Warwick SU will carry out a survey this week to find out what students really think about their Union, focusing on reaching a wider demographic.
The student survey is a feedback procedure carried out by all multiple Students’ Unions across the country, the purpose of which is to gauge student opinion on the services that their Union offers. 2,086 respondents took part last year, answering questions related to the ‘Big 5’ – Service, Involvement, Engagement, Representation and the Future (of the SU).
Democracy and Communications Officer Chris Luck commented that: “We want to get a better, more balanced picture of the student body. We want to make sure that we get responses from every single demographic group in the University.” This follows low levels of participation from these groups in last year’s survey. 80 percent of respondents surveyed were undergraduates.
Encouragingly for the SU, 84 percent of respondents in last year’s survey reported that it had had a positive impact on their student experience as a whole. However, several critical points were raised including dissatisfaction with the entertainment programme, feelings that the SU is not as responsive as possible to student concerns and annoyance at the perceived high prices of food and beverages on campus. 70 percent of participants in the survey were unable to recall any campaigns by the SU.
Second-year Politics and French student Jim Tindill commented: “The events programme was a big problem last year. There was poor attendance and the Union was not running events students wanted.” Adjustment of the ents programme has since taken place with Tindill adding: “They re-did the programme last term and it has been resolved this year.”
Action to address other issues such as student concern over prices has also been taken, although the fact that many food and drink outlets on campus are not Union-run contributes to student grievances over inflated prices. Luck promised “mythbusting” over which services were Union-related and what the Union could realistically influence.
Confusion surrounding this issue could perhaps explain why only 34 percent of participating students said that the Union listened to their feedback and 45 percent said that Warwick SU communicated feedback. The assurance this year is of a rapid response system with the first information available possibly by the start of the summer term.
The prevailing issue associated with last year’s low, turnout was how well publicised the ‘Big 5’ survey was. Third-year PPE student Andrew Watters cited what many students felt about previous surveys, that he was not aware of its presence. “I didn’t take any notice of it. There was nothing to distinguish it from all the other online surveys issued – I didn’t even know it was a student survey,” he said.

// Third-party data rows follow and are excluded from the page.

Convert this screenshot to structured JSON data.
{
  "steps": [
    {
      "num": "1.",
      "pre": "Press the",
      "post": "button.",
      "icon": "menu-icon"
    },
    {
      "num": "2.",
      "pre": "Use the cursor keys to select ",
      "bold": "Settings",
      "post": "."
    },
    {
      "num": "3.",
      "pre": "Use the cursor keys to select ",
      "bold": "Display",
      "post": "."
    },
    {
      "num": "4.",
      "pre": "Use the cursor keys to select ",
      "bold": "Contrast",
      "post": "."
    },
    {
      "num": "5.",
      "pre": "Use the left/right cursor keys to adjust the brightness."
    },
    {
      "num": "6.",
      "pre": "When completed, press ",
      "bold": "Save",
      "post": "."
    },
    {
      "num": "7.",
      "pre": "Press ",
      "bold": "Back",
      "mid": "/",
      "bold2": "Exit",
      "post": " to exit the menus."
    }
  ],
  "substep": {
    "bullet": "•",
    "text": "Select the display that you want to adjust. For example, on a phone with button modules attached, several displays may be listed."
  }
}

As part of an effort to improve on last year’s response figures, more initiatives have been taken. The SU will be trying to get a wider campus presence by targeting students at bus stops and outside the library, and more posters and advertising will be employed. Luck said: “There will also be better prizes, such as champagne and free meals at the Dirty Duck, awarded as reward for completing the survey.” Such incentivisation, it is hoped, will encourage a wide range of students to fill in and return the feedback.
Generally, student reaction to this year’s survey has not been apathetic. Tindall added that he believed student feedback was “vitally important” to the way the SU functioned, whilst second-year Management undergraduate Jyothsna commented: “It is important for the students to do [such surveys] because the Students’ Union is there for the students.”
In a preview of this year’s suggestions, the Boar found the biggest area for complaint was the lack of “private study space” with the library, deemed too busy by many of those questioned. As well as creating more seating areas, proposals included a “takeaway open in the evening”, a greater variety to the usage of the Copper Rooms rather than purely as a night-time venue, and relaxed health and safety concerning the sale of fresh food outdoors on campus.
Some appeared apprehensive that any suggestions put in the ‘Future’ section would not be implemented due to a perceived lack of influence the Union has on the University.
Anticipating the usual pricing debate, Luck took a firm approach. “There will be no kneejerk responses to students saying [Union-run outlets] are expensive,” he said. “The emphasis will be on showing how we compare, for example Curiositea against Costa Coffee.”
The Big 5 Student Survey will be available in paper or online format throughout Week 8.